Having cured society of repression by making sexual pleasure a commodity, enlightened opinion is shocked, shocked to discover an epidemic of depression. In consequence some 70 million Americans have taken anti-depressants. Psychotropic drugs, I hasten to add, work miracles for many who suffer from imbalances of brain chemistry, and I mean no criticism of psychopharmacology in general. But the vast numbers involved suggest that a spiritual ailment is epidemic for which anti-depressants cannot be the solution.
To whom do families turn when a child starves or mutilates herself? There is nowhere to turn but to the psychiatric profession, the “disease posing as a cure.” That is not only an exaggeration, but thoroughly unfair: thousands of well-meaning therapists, including many with strong religious convictions, seek daily to keep children from destroying themselves, and I do not mean to diminish their contributions.

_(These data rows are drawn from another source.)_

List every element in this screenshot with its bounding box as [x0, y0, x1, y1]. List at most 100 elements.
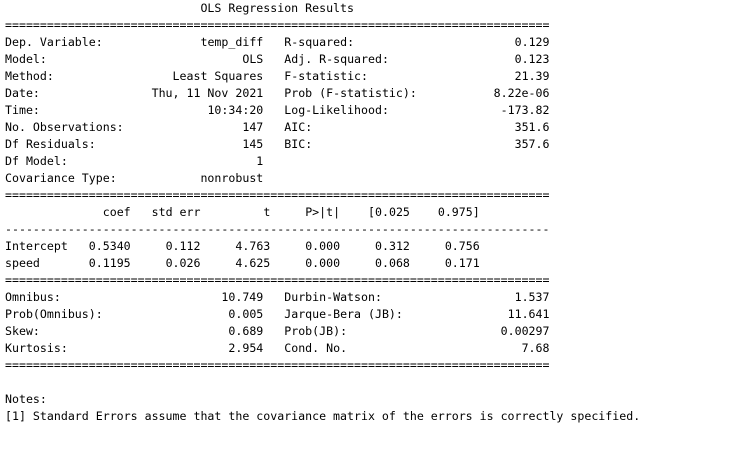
coef-cell: 0.112 [165, 239, 201, 253]
model-info-row-right-value: 0.129 [514, 35, 550, 49]
coef-cell: 0.756 [444, 239, 480, 253]
model-info-row: Method: Least Squares F-statistic: 21.39 [5, 68, 640, 85]
separator-double: ========================================… [5, 188, 550, 202]
model-info-row-left-value: 147 [242, 120, 264, 134]
diagnostics-row-right-label: Prob(JB): [284, 324, 348, 338]
coef-header-row: coef std err t P>|t| [0.025 0.975] [5, 204, 640, 221]
diagnostics-row-right-value: 1.537 [514, 290, 550, 304]
model-info-row-left-label: No. Observations: [5, 120, 124, 134]
model-info-row-left-label: Df Model: [5, 154, 68, 168]
coef-header-cell: std err [151, 205, 201, 219]
coef-cell: 0.000 [305, 256, 341, 270]
note-line: [1] Standard Errors assume that the cova… [5, 408, 640, 425]
diagnostics-row: Skew: 0.689 Prob(JB): 0.00297 [5, 323, 640, 340]
notes-heading-line: Notes: [5, 391, 640, 408]
diagnostics-row-right-value: 0.00297 [500, 324, 550, 338]
coef-header-cell: [0.025 [368, 205, 410, 219]
model-info-row-left-value: Thu, 11 Nov 2021 [151, 86, 264, 100]
model-info-row-right-label: AIC: [284, 120, 313, 134]
ols-summary: OLS Regression Results =================… [5, 0, 640, 425]
model-info-row-right-label: Log-Likelihood: [284, 103, 389, 117]
model-info-row-right-label: BIC: [284, 137, 313, 151]
coef-header-cell: P>|t| [305, 205, 341, 219]
separator-double: ========================================… [5, 358, 550, 372]
diagnostics-row-left-label: Kurtosis: [5, 341, 68, 355]
model-info-row: Df Model: 1 [5, 153, 640, 170]
coef-row: speed 0.1195 0.026 4.625 0.000 0.068 0.1… [5, 255, 640, 272]
coef-cell: 4.763 [235, 239, 271, 253]
model-info-row: No. Observations: 147 AIC: 351.6 [5, 119, 640, 136]
notes-heading: Notes: [5, 392, 47, 406]
model-info-row-left-label: Df Residuals: [5, 137, 96, 151]
model-info-row-right-label: Prob (F-statistic): [284, 86, 417, 100]
coef-row-name: speed [5, 256, 40, 270]
model-info-row-right-value: 357.6 [514, 137, 550, 151]
diagnostics-row-right-label: Jarque-Bera (JB): [284, 307, 403, 321]
diagnostics-row: Prob(Omnibus): 0.005 Jarque-Bera (JB): 1… [5, 306, 640, 323]
model-info-row-right-value: 8.22e-06 [493, 86, 550, 100]
coef-header-cell: coef [102, 205, 131, 219]
note-text: [1] Standard Errors assume that the cova… [5, 409, 641, 423]
coef-row-name: Intercept [5, 239, 68, 253]
coef-header-cell: 0.975] [437, 205, 480, 219]
diagnostics-row-right-value: 11.641 [507, 307, 550, 321]
diagnostics-row: Omnibus: 10.749 Durbin-Watson: 1.537 [5, 289, 640, 306]
separator-line: ========================================… [5, 17, 640, 34]
separator-line: ========================================… [5, 187, 640, 204]
model-info-row-left-value: nonrobust [200, 171, 264, 185]
model-info-row-left-value: Least Squares [172, 69, 264, 83]
model-info-row: Date: Thu, 11 Nov 2021 Prob (F-statistic… [5, 85, 640, 102]
model-info-row-left-label: Date: [5, 86, 40, 100]
model-info-row-left-label: Method: [5, 69, 54, 83]
model-info-row-left-label: Covariance Type: [5, 171, 117, 185]
model-info-row-right-label: F-statistic: [284, 69, 369, 83]
model-info-row: Model: OLS Adj. R-squared: 0.123 [5, 51, 640, 68]
model-info-row-left-value: 10:34:20 [207, 103, 264, 117]
diagnostics-row: Kurtosis: 2.954 Cond. No. 7.68 [5, 340, 640, 357]
model-info-row-left-value: OLS [242, 52, 264, 66]
model-info-row-left-label: Model: [5, 52, 47, 66]
diagnostics-row-left-value: 2.954 [228, 341, 264, 355]
coef-cell: 0.000 [305, 239, 341, 253]
separator-line: ----------------------------------------… [5, 221, 640, 238]
model-info-row: Covariance Type: nonrobust [5, 170, 640, 187]
model-info-row-right-value: 351.6 [514, 120, 550, 134]
diagnostics-row-left-value: 0.689 [228, 324, 264, 338]
separator-line: ========================================… [5, 272, 640, 289]
separator-single: ----------------------------------------… [5, 222, 550, 236]
diagnostics-row-left-value: 10.749 [221, 290, 264, 304]
diagnostics-row-right-label: Cond. No. [284, 341, 348, 355]
model-info-row: Dep. Variable: temp_diff R-squared: 0.12… [5, 34, 640, 51]
coef-cell: 0.1195 [88, 256, 131, 270]
diagnostics-row-left-label: Prob(Omnibus): [5, 307, 103, 321]
model-info-row-left-value: 145 [242, 137, 264, 151]
model-info-row-right-label: Adj. R-squared: [284, 52, 389, 66]
coef-cell: 0.026 [165, 256, 201, 270]
model-info-row-right-value: 0.123 [514, 52, 550, 66]
coef-row: Intercept 0.5340 0.112 4.763 0.000 0.312… [5, 238, 640, 255]
title-line: OLS Regression Results [5, 0, 640, 17]
coef-cell: 4.625 [235, 256, 271, 270]
model-info-row-right-value: 21.39 [514, 69, 550, 83]
coef-cell: 0.312 [375, 239, 410, 253]
model-info-row-right-value: -173.82 [500, 103, 550, 117]
model-info-row-left-label: Dep. Variable: [5, 35, 103, 49]
separator-line: ========================================… [5, 357, 640, 374]
model-info-row-right-label: R-squared: [284, 35, 355, 49]
diagnostics-row-left-value: 0.005 [228, 307, 264, 321]
diagnostics-row-left-label: Skew: [5, 324, 40, 338]
summary-title: OLS Regression Results [5, 1, 550, 15]
model-info-row: Time: 10:34:20 Log-Likelihood: -173.82 [5, 102, 640, 119]
coef-cell: 0.5340 [88, 239, 131, 253]
model-info-row: Df Residuals: 145 BIC: 357.6 [5, 136, 640, 153]
diagnostics-row-right-label: Durbin-Watson: [284, 290, 382, 304]
model-info-row-left-value: temp_diff [200, 35, 264, 49]
diagnostics-row-left-label: Omnibus: [5, 290, 61, 304]
separator-double: ========================================… [5, 18, 550, 32]
model-info-row-left-label: Time: [5, 103, 40, 117]
coef-cell: 0.068 [375, 256, 410, 270]
separator-double: ========================================… [5, 273, 550, 287]
coef-cell: 0.171 [444, 256, 480, 270]
diagnostics-row-right-value: 7.68 [521, 341, 550, 355]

But the prevalent notion that self-destructive behavior stems from a malfunction in adolescent brain chemistry, or an idiosyncratic neurotic disorder, does not square with the epidemic manifestation of symptoms.
The therapeutic community has perfectly valid explanations for anorexia and self-harm at the individual level. But it reminds me of a doctor who explains with great precision how a metal object has passed through your body wreaking damage on various organs without also mentioning that the city in which you live is subject to aerial bombardment. Without addressing the cultural catastrophe, the therapeutic profession will be hard put to save many of the individuals.
If Freud were allowed a rejoinder, doubtless he would remind us of the “death drive” that he purported to discover in the human psyche in the aftermath of World War I. Perhaps he would blame the “death drive” for the morbid refusal to reproduce that condemns most of the industrial world to depopulation and eventual extinction, not to mention the epidemic of suicide attacks in Iraq and elsewhere in the Muslim world. The trouble with the “death drive” is that some people seem to have one and others don’t. With a sexual “life force” and a “death drive” (which Freud attributed to a desire to return to mother’s womb), you can explain everything and nothing.
Human beings are not beasts content with daily fodder and rutting in season. To be sentient is to be sentient of one’s mortality. The status of wife and mother in a family within a community offers women an honored position and a link to the eternal. Sexual objectification leaves women with a foretaste of death, and it should be no surprise that Freud’s program drives women into deadly behavior.
It will take long and painful efforts to repair the damage, but putting a stake through the old reprobate’s heart is not a bad way to begin.
Notes
1. Statistics: Eating Disorders and their Precursors, National Eating Disorders Association.
2. Psychology Today, November/December 2004, p 62.
3. Self-harm study takes top prize, Knoxville News Sentinel, April 26.
4. Friends, friends with benefits and the benefits of the local mall, New York Times Magazine, May 30, 2004.